Children of Iran
Realizing Children’s Rights in the Islamic Republic of Iran
Children’s lives are mired in difficulty in Iran. Each month, more than 100 children die as a result of famine, street fights, and illness. National authorities are searching for ways to check the flow of child trafficking and child labor. However, it is sometimes authorities who themselves violate the most fundamental of children’s rights. Iran is one of the last countries in the world that allows the death penalty for those under the age of 18.
Realization of Children’s Rights Index : 7,73 / 10
Population: 79,8 million
Life expectancy: 74,1 years
Main problems faced by children in Iran:
Although Iran is rich in natural resources, these resources are often stolen or rerouted through drug trafficking or terrorist networks. In this manner, much of the population cannot profit from the country’s natural wealth.
Thus, much of the population lives in poverty. According to official reports, 80% of the Iranian population lives below the poverty line. Children in rural areas are the most affected by this problem.
Article 24 of the Convention on the Rights of the Child recognizes the “right of the child to the enjoyment of the highest attainable standard of health and to facilities for the treatment of illness and rehabilitation of health.” Iran has a very high mortality rate for children under the age of 5. Premature birth, pneumonia, pelvic congestion, and diarrhea are the main causes of infant mortality.
Although maternal health care has improved in the last few years, malnutrition is still a serious problem among mothers and children, especially in rural areas.
Education is free and required up to age 11. In rural areas, however, school attendance is low, particularly among girls. The most far-flung reaches of the country still require numerous improvements in infrastructure.
In Iranian society, men enjoy a higher status than women. The Iranian education system propagates the religious belief that women are inferior beings. Among other things, children are taught that women belong to men, who have the right to punish their wives if they disobey them. Women are also seen as a potential source of corruption.
In spite of this, females have actually outnumbered males in university courses in recent years.
Minors in the Judicial System
Iran is one of only five countries (along with Pakistan, Saudi Arabia, Sudan, and Yemen) that allows the death penalty for individuals under the age of 18. Detained children often do not have the right to due process and are condemned to death – more and more often. Poor children also do not have sufficient financial means to cover their own judicial fees and expenses.
The rate of minors sentenced to death has risen under the current president of Iran, Mahmoud Ahmadinejad. Authorities continue to execute children even under pressure from human rights organizations that denounce the practice.
According to Iranian law, girls must be at least 13 years old to marry, whereas boys must be at least 15. However, many young girls are often given or sold in marriage much earlier, especially in rural areas for economic reasons.

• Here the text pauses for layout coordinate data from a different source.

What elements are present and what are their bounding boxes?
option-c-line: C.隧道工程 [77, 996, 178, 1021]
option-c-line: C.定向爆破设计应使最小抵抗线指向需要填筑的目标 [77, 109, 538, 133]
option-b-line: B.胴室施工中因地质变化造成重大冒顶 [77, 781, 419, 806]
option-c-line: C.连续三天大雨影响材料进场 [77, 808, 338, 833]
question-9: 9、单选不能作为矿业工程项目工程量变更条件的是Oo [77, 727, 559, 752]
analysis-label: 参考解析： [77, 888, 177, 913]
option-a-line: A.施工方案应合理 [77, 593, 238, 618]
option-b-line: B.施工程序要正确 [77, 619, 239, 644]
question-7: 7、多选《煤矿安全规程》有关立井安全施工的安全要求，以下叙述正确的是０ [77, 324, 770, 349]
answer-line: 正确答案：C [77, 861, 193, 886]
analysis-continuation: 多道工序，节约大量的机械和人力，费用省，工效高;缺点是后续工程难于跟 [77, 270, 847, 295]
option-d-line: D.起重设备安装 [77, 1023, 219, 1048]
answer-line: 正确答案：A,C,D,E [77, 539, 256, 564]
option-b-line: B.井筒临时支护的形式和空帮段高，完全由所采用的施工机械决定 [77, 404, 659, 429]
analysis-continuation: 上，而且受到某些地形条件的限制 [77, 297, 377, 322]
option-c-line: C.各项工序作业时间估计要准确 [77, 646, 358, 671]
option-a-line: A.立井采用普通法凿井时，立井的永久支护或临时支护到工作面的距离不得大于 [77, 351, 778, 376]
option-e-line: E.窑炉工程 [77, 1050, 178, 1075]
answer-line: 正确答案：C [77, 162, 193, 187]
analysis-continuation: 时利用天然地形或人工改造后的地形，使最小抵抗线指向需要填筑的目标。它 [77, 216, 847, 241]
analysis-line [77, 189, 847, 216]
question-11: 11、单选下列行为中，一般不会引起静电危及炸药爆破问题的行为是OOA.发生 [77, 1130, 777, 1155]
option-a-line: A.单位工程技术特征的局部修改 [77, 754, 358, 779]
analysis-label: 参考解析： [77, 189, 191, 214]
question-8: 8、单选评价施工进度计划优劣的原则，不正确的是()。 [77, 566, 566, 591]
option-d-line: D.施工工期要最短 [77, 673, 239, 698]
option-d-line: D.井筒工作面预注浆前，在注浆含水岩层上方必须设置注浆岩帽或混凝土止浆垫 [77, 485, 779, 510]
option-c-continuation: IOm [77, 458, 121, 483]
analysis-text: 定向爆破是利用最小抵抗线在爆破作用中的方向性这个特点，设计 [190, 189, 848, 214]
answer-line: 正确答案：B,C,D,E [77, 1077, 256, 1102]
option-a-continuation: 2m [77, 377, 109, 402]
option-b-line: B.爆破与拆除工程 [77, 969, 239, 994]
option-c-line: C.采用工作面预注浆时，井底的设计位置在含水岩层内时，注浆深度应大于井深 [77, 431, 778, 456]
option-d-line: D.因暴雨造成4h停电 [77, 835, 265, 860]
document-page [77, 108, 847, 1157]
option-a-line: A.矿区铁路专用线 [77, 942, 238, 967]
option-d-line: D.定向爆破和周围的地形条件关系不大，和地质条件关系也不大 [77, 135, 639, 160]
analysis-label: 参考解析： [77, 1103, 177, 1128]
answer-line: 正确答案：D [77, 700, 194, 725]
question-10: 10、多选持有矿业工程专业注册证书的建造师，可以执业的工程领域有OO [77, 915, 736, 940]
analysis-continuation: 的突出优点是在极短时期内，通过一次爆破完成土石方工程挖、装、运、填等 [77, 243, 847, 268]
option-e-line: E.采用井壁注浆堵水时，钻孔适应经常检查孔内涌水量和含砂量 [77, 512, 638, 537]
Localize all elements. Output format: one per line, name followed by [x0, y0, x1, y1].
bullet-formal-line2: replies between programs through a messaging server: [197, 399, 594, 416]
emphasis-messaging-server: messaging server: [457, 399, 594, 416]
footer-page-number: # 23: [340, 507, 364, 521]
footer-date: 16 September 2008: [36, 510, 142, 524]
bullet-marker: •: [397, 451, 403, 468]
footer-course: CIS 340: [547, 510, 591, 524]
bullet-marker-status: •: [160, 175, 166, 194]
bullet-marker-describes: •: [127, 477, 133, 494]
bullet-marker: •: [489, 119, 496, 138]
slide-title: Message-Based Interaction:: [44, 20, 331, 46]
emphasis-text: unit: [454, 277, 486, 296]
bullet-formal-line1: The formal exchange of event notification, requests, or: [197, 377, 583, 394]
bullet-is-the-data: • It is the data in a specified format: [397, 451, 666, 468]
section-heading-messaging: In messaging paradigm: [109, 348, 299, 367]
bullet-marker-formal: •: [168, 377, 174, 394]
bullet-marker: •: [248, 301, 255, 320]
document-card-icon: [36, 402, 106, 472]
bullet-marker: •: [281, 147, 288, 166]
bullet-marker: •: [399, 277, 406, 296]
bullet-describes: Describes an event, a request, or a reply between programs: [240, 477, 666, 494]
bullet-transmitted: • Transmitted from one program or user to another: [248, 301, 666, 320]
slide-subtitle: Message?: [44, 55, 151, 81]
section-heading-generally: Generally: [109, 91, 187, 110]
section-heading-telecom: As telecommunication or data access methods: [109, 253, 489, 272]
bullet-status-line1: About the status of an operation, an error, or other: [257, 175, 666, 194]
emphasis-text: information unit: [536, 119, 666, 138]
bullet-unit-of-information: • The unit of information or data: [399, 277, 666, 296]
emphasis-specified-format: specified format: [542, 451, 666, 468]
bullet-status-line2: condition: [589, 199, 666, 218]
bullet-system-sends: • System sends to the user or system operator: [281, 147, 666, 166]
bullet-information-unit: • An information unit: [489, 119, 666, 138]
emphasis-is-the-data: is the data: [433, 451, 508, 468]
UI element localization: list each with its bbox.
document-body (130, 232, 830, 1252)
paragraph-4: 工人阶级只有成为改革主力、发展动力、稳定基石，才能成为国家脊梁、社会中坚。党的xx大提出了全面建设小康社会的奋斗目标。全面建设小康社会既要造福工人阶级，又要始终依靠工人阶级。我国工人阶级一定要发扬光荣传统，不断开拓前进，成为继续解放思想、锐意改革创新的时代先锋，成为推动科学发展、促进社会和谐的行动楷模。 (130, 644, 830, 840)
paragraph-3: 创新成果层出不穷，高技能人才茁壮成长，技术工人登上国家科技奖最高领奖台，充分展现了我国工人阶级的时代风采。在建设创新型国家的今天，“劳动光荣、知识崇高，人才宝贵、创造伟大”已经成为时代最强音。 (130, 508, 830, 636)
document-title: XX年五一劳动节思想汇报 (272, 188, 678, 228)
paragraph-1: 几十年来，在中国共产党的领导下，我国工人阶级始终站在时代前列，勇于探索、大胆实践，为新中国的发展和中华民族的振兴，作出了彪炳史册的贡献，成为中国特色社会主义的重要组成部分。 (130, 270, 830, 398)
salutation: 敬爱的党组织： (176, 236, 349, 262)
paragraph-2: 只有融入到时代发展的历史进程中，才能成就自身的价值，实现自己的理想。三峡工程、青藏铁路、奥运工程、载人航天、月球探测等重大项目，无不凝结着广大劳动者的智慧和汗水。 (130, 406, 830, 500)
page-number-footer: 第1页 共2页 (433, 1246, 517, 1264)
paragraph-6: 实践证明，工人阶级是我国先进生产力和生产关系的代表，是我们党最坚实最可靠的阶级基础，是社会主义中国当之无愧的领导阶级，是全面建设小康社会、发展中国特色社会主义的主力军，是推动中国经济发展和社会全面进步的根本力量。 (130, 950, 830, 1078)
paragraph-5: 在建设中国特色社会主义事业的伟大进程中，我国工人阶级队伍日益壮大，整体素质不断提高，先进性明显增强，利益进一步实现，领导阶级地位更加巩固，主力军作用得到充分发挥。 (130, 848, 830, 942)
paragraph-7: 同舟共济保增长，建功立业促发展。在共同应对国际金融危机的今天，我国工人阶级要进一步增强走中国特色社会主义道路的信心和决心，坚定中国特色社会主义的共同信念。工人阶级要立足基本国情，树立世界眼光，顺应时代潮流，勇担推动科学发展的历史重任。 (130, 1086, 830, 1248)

Worse still, are the reports of young Iranian girls being sold or forcefully married off to Pakistanis who sexually exploit them.
Iran is a virtual revolving door for prostitution and child trafficking. Many Iranian children are sold into the sex trade in Pakistan, Turkey, the UAE, Bahrain, or Europe. Young girls and boys between the ages of 9 and 14 can be sold for USD$15-20. In Iran, the principal buyers are usually truck drivers, religious leaders, and Afghani immigrant workers.
In addition, children from neighboring countries, especially Afghanistan and Pakistan, cross the border in increasing numbers to work in brothels in southern Iran.
Street children have become a serious concern in Iran. Most of these children are not orphans, but usually have drug-addicted parents, which forces them to live in the streets. Others are children of refugees or unemployed parents, which forces the children to work to help support their families.
There are currently an estimated 200,000 children living in the streets. They sleep in abandoned buildings, shipping containers, or vehicles and must find work in order to fulfill their own needs or those of their families.
Vulnerable and unsupervised, these Iranian children are easy prey for adult predators who take any opportunity to abuse them. More than 60% of these girls have been victims of sexual abuse within the first week of living in the streets. Every six days, a girl is raped and killed in Tehran.
An estimated 14% of Iranian children are forced to work in dangerous and unsanitary conditions. These children usually work in the streets, in automobile or rug factories, or in the sex industry. Their health care and education fall by the wayside, and they see no chance that their lives may improve.